Una de las ocasiones más esperadas en la niñez —y aún entre un buen número de adultos—, es la celebración de los carnavales. En Estados Unidos y en otros países ha entrado con mucha fuerza la celebración de Halloween o la «Fiesta de las brujas». Durante las festividades la gente —como describe la canción de Joan Manuel Serrat—, «por una noche olvidan que cada uno es cada cual y el noble y el villano, el prohombre y el gusano bailan y se dan la mano sin importarles la facha. Pero una vez ésta se termina; vuelve el pobre a su pobreza y vuelve el rico rico a su riqueza….»

(Photo by: Adobe Spark)
Celebraciones como estas, nos deben llevar a la reflexión. ¿Somos transparentes en nuestro modo de actuar? ¿O nos hemos acostumbrado a utilizar disfraces y máscaras para relacionarnos con el mundo que nos rodea? Y no me refiero a ser hipócritas, sino a la manera en que proyectamos nuestra propia imagen hacia los demás.
Los sicólogos afirman que los seres humanos solemos tener un triple concepto interior: lo que deseamos que otros piensen de nosotros, lo que pensamos acerca de nosotros mismos y lo que sabemos que realmente somos. Cuando estos tres aspectos no están en armonía, empleamos disfraces y máscaras para mostrar una imagen nuestra que no es real. Algo que perjudica las relaciones interpersonales y nos produce frustraciones internas.
La Biblia nos exhorta a ser transparentes en nuestro modo de actuar.

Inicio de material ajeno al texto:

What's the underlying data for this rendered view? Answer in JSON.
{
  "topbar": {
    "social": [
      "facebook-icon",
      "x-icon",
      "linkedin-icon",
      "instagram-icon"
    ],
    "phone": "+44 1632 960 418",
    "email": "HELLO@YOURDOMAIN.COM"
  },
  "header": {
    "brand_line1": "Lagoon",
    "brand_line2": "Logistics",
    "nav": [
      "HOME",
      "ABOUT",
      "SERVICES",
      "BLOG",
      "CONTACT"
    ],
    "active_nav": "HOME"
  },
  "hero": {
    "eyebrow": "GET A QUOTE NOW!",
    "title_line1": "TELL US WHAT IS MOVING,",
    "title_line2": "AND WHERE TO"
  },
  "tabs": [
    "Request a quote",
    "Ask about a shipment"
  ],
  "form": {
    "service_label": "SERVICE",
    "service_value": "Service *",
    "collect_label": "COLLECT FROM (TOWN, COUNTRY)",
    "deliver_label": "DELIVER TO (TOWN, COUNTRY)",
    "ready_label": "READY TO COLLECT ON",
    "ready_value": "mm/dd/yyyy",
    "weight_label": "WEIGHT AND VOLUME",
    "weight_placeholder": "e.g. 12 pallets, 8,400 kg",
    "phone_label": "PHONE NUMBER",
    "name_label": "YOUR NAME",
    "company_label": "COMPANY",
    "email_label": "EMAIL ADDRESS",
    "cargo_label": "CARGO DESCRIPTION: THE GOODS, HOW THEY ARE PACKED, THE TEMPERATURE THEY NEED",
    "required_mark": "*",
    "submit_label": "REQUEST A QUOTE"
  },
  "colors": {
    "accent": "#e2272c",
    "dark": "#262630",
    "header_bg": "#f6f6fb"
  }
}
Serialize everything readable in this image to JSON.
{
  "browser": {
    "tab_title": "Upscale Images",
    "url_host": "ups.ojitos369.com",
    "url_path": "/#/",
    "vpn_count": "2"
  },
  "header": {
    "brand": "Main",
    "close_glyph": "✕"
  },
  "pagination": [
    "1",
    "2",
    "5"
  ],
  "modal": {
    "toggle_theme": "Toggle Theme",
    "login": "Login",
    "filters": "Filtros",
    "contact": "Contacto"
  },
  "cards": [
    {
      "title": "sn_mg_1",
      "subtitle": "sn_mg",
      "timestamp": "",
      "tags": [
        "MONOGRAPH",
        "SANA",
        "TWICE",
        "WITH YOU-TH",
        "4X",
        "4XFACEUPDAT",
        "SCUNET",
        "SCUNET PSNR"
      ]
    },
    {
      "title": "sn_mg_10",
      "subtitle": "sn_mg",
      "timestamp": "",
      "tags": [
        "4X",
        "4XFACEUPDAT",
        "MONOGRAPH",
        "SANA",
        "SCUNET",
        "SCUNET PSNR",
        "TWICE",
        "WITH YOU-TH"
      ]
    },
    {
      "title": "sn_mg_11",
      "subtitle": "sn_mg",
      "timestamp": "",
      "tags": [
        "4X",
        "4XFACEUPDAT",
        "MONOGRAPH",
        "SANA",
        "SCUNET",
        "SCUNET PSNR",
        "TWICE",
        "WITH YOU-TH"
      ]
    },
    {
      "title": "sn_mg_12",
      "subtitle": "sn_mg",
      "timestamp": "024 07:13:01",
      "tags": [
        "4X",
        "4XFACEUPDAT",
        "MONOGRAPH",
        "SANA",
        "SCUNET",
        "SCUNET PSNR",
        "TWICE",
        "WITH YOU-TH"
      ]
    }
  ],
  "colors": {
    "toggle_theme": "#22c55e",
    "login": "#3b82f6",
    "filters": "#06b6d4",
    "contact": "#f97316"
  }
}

«Por eso, dispónganse para actuar con inteligencia; tengan dominio propio; pongan su esperanza completamente en la gracia que se les dará cuando se revele Jesucristo» (1 Pedro 1.13).
La fórmula está clara: Actuar como lo que realmente somos; hijos de un Dios que nos manda a amar y andar como Jesús anduvo. Cuando buscamos de corazón honrarle en todo lo que hacemos, entonces las máscaras… sobran.